We didn't follow Ms. Reed.
Which sounds responsible, until you realize it was only because none of us could move.
Riley was the first to speak. "She said 'version'."
Sam rubbed his face. "I hate that word now."
Maya stood very still, like if she moved, something essential might fall apart. "She didn't mean metaphorically."
Jordan shook his head. "No. She meant literally."
Alex felt the ground tilt, not physically, but in that internal way where your understanding of things shifts and everything else has to scramble to keep up.
"One of us," he said slowly, "doesn't belong to this Marrow."
No one looked at Maya.
Which somehow made it worse.
---
They regrouped at Jordan's garage, the unofficial headquarters of bad ideas and whiteboards.
Jordan had already filled half of it with timelines.
Not dates....variations.
"Marrow isn't linear," he explained. "It loops. Resets. Soft resets. Hard ones when things go wrong."
Sam squinted. "Please tell me we're on the good timeline."
Jordan hesitated.
"That's a no," Lena said.
Jordan sighed. "It's a stable one. That's different."
Maya sat on the floor, knees pulled to her chest. "I remember things."
Everyone turned.
"Not clearly," she said. "Just… impressions. Like déjà vu with opinions."
Alex knelt in front of her. "What kind of things?"
"People," she said. "Who feel familiar but aren't here. Streets that don't exist but feel 'important'."
Riley nodded slowly. "Memory bleed."
Sam pointed between them. "So she's from another version of town?"
Maya swallowed. "I think I'm from one that didn't survive."
The garage went very quiet.
---
Jordan flipped to a new page.
"If that's true," he said, "then Maya isn't just a variable. She's an anchor."

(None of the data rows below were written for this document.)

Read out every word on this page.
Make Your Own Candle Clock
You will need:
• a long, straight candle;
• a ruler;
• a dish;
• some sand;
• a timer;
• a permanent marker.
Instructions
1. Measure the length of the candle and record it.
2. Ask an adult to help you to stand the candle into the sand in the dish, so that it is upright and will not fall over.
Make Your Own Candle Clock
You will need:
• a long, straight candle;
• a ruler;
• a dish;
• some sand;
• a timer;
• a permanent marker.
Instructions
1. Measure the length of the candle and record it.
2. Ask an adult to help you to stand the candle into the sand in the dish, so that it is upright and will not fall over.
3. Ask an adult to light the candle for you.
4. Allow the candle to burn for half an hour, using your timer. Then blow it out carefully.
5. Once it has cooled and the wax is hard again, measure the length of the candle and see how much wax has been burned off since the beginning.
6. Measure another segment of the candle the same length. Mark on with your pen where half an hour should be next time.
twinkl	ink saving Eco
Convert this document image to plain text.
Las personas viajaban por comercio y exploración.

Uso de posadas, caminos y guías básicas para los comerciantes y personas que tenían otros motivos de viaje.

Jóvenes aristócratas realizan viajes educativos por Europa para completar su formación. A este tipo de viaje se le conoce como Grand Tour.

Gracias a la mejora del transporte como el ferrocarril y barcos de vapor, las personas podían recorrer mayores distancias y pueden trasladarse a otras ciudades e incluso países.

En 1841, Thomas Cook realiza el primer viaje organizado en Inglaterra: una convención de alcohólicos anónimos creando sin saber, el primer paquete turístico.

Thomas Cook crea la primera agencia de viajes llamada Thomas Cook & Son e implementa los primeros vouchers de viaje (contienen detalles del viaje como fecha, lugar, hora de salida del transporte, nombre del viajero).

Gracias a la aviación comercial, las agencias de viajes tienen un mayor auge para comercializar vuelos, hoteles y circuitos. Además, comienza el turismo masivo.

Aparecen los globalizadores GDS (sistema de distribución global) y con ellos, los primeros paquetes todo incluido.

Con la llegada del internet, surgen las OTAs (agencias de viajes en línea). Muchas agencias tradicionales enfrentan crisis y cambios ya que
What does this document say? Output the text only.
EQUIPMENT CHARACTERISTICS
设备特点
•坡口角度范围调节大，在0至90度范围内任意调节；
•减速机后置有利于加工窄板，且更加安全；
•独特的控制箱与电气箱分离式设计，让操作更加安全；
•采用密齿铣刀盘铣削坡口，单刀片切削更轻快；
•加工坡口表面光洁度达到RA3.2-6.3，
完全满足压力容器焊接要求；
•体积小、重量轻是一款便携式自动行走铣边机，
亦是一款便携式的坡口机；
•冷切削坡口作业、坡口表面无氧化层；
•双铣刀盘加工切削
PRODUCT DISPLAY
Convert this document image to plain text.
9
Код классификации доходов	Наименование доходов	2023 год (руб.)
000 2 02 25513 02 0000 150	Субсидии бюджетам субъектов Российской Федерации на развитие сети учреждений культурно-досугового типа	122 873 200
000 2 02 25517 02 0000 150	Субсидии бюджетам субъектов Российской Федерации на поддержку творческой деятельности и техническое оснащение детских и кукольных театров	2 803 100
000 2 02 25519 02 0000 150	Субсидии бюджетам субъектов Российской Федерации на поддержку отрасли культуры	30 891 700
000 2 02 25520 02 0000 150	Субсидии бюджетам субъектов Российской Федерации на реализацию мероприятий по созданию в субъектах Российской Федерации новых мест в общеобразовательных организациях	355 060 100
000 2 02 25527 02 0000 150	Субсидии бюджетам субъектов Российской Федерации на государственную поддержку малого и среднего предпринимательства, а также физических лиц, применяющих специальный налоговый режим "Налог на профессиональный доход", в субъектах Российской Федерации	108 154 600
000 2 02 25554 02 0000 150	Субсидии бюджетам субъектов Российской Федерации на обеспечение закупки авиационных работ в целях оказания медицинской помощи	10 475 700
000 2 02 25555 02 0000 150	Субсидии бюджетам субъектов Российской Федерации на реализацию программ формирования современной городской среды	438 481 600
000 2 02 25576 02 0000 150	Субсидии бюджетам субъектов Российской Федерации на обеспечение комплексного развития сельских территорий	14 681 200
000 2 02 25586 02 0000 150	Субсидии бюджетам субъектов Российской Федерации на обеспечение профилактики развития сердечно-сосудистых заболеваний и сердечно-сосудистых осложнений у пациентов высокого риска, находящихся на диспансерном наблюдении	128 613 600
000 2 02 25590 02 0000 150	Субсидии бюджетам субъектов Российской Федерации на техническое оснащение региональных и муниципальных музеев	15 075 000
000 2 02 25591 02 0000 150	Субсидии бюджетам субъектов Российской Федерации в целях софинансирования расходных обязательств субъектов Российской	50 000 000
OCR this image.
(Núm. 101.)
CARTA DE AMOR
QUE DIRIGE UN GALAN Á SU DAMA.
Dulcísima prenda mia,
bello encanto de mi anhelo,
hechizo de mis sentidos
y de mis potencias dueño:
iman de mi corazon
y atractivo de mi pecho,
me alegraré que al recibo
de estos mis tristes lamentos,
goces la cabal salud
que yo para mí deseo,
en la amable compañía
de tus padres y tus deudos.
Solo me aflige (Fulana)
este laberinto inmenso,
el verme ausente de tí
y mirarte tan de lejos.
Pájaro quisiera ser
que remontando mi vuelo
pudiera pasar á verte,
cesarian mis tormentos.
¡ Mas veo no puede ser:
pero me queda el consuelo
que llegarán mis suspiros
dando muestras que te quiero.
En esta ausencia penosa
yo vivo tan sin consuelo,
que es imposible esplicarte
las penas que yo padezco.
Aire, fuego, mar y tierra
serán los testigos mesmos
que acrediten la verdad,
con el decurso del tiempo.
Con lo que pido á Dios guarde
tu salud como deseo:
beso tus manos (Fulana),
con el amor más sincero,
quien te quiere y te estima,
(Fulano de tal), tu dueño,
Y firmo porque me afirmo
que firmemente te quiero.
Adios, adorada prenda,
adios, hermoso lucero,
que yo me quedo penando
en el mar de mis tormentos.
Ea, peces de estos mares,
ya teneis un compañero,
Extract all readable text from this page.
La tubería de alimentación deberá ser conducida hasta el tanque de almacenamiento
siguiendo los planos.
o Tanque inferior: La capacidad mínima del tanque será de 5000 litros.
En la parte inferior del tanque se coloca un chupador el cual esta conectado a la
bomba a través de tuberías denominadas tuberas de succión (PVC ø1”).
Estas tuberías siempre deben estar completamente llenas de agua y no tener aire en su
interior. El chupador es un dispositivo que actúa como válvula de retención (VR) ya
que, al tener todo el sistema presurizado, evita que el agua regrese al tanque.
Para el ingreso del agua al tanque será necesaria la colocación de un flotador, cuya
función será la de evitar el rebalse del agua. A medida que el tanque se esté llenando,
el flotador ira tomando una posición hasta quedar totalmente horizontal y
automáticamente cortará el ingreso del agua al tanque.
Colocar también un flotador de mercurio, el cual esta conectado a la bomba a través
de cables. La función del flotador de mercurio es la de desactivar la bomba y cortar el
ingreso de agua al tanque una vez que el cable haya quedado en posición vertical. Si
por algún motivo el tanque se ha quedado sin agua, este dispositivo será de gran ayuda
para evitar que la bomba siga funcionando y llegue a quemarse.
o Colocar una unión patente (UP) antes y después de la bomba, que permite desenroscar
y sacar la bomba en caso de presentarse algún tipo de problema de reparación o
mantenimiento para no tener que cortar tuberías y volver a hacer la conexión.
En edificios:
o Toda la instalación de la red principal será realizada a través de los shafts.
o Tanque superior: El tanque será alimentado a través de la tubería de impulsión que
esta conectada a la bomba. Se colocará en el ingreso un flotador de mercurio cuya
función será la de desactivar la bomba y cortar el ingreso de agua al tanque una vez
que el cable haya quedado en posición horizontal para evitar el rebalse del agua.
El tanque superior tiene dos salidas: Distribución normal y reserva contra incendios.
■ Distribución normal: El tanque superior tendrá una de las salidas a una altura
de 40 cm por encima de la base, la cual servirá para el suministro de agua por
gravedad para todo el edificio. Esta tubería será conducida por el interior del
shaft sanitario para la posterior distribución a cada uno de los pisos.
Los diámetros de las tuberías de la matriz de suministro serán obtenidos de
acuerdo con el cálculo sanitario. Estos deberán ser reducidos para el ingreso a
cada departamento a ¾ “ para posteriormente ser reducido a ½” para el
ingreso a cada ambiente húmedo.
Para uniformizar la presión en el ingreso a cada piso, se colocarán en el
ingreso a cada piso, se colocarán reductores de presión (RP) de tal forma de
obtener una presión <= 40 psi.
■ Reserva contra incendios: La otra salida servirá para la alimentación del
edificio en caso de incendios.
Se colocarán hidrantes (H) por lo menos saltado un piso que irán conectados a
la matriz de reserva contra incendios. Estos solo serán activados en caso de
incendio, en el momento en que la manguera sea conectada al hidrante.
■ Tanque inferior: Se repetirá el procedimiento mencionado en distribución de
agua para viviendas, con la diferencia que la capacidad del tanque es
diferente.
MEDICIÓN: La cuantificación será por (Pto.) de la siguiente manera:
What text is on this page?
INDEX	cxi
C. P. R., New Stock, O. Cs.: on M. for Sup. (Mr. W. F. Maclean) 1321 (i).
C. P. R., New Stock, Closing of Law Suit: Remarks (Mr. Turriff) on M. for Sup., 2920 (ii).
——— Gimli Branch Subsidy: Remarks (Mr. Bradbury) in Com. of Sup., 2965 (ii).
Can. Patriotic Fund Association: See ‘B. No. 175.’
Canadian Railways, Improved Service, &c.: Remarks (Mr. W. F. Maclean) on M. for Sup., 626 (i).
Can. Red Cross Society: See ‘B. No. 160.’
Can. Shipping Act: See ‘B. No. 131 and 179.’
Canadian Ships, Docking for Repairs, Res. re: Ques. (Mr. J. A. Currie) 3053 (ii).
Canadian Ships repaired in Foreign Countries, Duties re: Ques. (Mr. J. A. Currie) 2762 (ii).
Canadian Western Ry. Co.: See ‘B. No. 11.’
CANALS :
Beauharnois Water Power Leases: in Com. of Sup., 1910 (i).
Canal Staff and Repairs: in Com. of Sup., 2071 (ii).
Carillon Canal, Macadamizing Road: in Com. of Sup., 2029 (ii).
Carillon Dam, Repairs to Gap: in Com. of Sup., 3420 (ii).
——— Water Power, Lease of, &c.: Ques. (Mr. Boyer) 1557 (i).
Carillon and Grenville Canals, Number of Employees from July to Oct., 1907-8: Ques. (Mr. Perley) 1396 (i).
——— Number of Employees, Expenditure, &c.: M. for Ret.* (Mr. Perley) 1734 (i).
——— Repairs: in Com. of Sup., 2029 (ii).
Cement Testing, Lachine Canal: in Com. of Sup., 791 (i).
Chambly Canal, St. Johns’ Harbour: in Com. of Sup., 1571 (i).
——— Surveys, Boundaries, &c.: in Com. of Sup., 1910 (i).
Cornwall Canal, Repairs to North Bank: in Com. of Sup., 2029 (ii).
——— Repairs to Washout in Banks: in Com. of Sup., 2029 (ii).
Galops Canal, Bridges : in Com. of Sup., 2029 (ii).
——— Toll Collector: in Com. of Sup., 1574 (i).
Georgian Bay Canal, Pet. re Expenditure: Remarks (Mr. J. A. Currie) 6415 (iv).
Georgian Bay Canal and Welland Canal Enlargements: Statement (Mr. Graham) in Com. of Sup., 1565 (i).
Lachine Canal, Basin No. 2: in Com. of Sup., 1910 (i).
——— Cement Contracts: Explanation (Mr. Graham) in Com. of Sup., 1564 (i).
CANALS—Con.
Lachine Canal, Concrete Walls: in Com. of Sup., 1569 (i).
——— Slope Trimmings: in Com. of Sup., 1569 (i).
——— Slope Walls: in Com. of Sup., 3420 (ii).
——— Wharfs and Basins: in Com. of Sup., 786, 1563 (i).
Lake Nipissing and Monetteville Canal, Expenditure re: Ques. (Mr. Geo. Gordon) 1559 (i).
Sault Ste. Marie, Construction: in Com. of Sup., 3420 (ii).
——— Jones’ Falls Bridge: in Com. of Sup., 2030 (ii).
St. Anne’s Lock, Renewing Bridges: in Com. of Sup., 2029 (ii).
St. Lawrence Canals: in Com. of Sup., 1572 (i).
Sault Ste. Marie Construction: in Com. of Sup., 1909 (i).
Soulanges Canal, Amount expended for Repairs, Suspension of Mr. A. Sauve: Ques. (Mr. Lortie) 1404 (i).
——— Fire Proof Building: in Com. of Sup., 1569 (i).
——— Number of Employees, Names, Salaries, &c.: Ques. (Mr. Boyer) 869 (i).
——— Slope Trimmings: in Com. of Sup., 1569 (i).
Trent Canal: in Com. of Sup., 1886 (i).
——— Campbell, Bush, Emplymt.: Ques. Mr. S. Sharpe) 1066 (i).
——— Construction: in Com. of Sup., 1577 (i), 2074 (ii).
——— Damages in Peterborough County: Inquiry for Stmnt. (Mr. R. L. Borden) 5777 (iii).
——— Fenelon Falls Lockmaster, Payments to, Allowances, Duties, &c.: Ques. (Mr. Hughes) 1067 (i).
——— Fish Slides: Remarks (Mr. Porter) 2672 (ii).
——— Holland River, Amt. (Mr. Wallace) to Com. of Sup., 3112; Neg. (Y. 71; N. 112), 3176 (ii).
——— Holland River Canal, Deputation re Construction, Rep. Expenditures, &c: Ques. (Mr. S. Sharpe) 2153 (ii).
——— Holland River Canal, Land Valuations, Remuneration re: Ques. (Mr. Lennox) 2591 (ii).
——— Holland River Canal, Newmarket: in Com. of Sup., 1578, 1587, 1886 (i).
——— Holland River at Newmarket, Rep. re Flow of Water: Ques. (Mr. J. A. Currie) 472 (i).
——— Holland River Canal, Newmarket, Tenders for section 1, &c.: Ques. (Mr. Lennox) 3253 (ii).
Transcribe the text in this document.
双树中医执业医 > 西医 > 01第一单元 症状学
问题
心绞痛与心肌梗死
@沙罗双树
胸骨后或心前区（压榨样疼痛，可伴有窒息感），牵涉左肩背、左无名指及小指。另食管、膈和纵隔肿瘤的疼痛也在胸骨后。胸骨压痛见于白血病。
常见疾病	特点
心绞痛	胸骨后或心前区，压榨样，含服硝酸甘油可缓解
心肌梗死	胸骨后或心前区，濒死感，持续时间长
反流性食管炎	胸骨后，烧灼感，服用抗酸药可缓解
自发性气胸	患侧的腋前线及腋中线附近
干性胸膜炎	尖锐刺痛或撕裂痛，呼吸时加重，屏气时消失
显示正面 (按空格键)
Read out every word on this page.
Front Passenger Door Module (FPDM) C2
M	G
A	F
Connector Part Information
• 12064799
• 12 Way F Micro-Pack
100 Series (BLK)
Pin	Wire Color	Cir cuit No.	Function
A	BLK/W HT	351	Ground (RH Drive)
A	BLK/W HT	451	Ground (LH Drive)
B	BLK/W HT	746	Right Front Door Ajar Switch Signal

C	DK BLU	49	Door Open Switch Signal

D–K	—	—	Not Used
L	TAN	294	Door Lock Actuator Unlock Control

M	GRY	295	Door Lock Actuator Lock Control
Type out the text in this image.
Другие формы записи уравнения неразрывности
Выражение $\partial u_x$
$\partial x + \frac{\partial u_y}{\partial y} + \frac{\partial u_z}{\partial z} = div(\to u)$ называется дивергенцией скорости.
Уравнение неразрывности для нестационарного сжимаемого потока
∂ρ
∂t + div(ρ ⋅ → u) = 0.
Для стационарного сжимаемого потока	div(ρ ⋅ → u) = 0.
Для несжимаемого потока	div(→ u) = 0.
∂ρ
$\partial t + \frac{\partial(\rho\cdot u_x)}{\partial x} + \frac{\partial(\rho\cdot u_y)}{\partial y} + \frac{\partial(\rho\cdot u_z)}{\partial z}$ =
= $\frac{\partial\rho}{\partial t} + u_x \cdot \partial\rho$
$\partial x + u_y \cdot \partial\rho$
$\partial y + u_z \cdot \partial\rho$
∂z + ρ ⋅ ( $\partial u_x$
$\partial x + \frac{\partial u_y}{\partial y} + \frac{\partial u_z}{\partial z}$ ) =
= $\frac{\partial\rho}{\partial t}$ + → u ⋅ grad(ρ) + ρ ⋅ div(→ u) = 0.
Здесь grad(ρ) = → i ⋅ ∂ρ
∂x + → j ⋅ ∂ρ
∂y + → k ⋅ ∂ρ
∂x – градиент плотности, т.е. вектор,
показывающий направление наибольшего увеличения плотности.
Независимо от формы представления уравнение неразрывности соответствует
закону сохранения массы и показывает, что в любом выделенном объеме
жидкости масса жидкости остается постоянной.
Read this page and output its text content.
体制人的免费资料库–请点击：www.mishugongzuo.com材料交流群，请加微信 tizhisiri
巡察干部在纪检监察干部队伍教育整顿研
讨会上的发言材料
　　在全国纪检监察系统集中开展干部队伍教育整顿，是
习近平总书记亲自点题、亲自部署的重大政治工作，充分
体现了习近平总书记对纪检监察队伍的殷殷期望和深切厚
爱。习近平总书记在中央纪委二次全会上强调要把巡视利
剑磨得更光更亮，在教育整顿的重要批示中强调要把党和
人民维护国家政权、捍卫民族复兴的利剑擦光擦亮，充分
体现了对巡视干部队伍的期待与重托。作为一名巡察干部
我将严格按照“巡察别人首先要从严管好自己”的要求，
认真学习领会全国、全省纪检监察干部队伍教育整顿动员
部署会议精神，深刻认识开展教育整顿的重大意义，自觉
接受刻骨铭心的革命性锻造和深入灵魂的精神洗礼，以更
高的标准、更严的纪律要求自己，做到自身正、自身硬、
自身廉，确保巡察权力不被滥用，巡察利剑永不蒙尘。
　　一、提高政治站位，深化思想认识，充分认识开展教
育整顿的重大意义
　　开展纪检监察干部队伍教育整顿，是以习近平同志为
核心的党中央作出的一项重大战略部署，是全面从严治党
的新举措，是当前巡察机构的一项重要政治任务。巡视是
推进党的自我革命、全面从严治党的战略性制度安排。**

Alex's stomach dropped. "For what?"
"For continuity," Jordan replied. "The thing beneath Marrow is trying to stop resets. To lock one version in place."
Sam frowned. "Why now?"
Riley answered, "Because it found something stable enough to hold onto."
Maya hugged herself tighter.
Alex felt a surge of something fierce and unhelpful. "It doesn't get to use her."
"No," Jordan agreed. "But it might not be asking."
---
That night, Maya dreamed.
She stood in a version of Marrow where the sky was the wrong color and the building wasn't hidden.
People walked past it like it was normal, like it had always been there.
In the dream, she wasn't afraid.
She was home.
When she woke, her phone was already in her hand.
A message blinked onto the screen.
Unknown Number: You remember more than you should.
She didn't reply.
Another message followed.
Unknown Number: That's why you're necessary.
Her heart pounded.
Maya: Necessary for what
The reply came instantly.
Unknown Number: For making this version last.
She stared at the words until they blurred.
Down in the buried dark, something adjusted, not testing, not waiting...
Choosing.
And above it, six teenagers stood at the center of a problem the town had solved before by forgetting.
This time, forgetting wasn't an option.
Because Marrow had found its anchor.
And anchors, Maya was beginning to understand, were not meant to be free.